Opening up the market to foreign reinsurers, through the alleviation of western sanctions, would do much to boost the sector. The same is true of increased access to global capital markets as well as foreign investment in the sector, which would help drive innovation.
Future Challenges
Looking ahead to 2015, the report said it expects cautious rapprochement between the west and Iran to bring about gradual improvement to the sector, as Tehran and the P5+1 have set a September 24 deadline to reach a comprehensive deal on Iran’s nuclear energy program.
However, the report underlined that long-term challenges will continue to curtail growth, ensuring that the market operates below its capacity. An opaque regulatory system, heavy government intervention and a lack of public awareness of the benefits of many insurance solutions show little signs of improving over the forecast period. As such, the report forecast that growth will mainly be driven by an increase in the volume of policyholders and an overall stimulation of economic growth. As such it is unlikely that the market breakdown for each sub-sector will change greatly. The same can be said for the market’s competitive landscape, with Bimeh Iran likely to maintain its dominant position, in part because the government views it as a strategic asset.
Nevertheless, the report forecasts that premiums should rise strongly in the non-life segment, since it accounts for about 90% of all business written in the insurance sector. Higher prices/rates for motor vehicle and health insurance, along with an improved economic environment, will be the main drivers of the expansion. In the life segment, promotion of short-tail products should ensure that premiums grow rapidly, albeit from a very low base. If the macroeconomic environment stabilizes, it envisages year on year growth in the segment to consistently exceed 12% in local currency from 2015.
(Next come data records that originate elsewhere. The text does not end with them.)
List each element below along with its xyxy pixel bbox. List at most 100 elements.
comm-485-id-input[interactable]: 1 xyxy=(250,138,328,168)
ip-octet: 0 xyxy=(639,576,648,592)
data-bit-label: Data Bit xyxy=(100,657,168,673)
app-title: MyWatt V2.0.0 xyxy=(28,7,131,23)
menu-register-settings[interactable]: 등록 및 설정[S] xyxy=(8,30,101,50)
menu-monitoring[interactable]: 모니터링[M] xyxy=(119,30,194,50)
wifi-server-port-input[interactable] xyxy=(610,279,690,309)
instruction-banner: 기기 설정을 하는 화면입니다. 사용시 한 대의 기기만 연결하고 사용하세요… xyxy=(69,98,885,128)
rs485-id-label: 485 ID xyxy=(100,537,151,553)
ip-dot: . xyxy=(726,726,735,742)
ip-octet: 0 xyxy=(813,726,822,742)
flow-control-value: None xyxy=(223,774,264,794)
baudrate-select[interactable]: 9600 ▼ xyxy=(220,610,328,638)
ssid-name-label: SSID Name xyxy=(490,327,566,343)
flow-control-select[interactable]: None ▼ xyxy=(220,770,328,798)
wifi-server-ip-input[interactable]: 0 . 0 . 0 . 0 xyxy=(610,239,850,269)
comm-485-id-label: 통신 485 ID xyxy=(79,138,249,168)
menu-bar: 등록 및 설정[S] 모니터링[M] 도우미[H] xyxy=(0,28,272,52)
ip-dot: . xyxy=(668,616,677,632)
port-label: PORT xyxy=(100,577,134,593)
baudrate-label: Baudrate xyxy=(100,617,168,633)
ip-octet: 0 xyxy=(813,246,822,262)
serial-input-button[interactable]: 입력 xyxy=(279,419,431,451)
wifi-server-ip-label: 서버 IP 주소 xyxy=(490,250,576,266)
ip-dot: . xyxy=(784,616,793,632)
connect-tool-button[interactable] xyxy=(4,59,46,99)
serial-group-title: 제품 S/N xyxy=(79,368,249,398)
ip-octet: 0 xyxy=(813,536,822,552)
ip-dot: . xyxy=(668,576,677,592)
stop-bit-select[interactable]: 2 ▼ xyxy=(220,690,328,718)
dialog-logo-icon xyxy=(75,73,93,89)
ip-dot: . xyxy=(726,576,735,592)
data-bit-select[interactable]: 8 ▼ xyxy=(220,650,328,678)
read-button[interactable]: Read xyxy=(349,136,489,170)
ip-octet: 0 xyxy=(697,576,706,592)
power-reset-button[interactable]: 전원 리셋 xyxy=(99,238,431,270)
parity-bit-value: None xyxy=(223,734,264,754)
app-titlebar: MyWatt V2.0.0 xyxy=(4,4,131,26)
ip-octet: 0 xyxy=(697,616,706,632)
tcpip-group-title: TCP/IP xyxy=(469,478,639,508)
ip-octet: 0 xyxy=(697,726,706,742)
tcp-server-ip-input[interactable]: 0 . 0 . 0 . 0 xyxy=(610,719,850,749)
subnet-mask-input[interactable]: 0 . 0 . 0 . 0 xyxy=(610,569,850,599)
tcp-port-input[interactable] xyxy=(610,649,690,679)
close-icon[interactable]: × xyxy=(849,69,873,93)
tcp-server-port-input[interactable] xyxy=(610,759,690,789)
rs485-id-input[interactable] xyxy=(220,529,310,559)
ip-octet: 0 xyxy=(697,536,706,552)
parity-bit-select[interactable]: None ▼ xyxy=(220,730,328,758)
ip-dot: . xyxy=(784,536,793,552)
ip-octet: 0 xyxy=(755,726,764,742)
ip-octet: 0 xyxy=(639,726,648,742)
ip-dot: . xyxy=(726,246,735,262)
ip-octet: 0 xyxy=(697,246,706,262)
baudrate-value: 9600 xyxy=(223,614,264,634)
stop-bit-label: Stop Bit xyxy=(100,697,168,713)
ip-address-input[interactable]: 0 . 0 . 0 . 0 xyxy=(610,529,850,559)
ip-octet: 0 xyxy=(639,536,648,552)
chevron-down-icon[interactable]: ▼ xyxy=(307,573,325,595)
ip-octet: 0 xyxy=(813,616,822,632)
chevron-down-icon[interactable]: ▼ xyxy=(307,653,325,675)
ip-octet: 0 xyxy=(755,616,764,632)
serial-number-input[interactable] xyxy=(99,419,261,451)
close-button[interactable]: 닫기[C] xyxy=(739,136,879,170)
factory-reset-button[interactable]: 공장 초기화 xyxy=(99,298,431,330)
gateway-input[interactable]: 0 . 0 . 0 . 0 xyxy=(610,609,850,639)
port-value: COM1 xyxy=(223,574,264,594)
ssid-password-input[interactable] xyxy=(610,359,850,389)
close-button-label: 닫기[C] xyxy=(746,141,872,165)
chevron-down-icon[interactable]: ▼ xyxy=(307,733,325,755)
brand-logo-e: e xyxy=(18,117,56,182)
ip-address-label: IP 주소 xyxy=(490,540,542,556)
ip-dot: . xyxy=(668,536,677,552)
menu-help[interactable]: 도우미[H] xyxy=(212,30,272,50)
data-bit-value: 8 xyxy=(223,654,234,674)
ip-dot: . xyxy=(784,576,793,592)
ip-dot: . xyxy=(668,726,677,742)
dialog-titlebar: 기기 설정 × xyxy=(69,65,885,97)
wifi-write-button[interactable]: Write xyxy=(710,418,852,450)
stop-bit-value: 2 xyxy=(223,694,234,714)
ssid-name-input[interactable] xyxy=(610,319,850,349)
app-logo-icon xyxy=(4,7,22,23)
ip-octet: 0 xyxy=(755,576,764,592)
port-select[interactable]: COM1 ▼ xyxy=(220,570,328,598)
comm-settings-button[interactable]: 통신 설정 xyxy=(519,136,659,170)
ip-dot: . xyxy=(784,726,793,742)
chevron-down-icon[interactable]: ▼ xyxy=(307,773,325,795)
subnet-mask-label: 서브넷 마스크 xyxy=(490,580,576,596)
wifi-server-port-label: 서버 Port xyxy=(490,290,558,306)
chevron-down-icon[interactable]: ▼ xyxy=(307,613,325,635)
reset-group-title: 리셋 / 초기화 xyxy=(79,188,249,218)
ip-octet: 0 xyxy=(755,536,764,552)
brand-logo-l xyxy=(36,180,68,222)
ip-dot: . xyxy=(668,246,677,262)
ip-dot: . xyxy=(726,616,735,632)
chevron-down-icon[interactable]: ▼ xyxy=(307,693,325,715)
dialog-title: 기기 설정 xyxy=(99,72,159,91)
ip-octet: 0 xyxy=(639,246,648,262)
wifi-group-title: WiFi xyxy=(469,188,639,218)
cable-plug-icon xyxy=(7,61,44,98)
However, the report asserted that an improvement in future retention ratios (i.e net written premiums relative to gross premiums) will depend on market liberalization and the ability of local insurers to access global reinsurance markets, which in turn will necessitate some alleviation of sanctions. While some progress in this area is possible, it does not envisage retention ratios to rise substantially. As such, net premiums should rise broadly in line with gross premiums.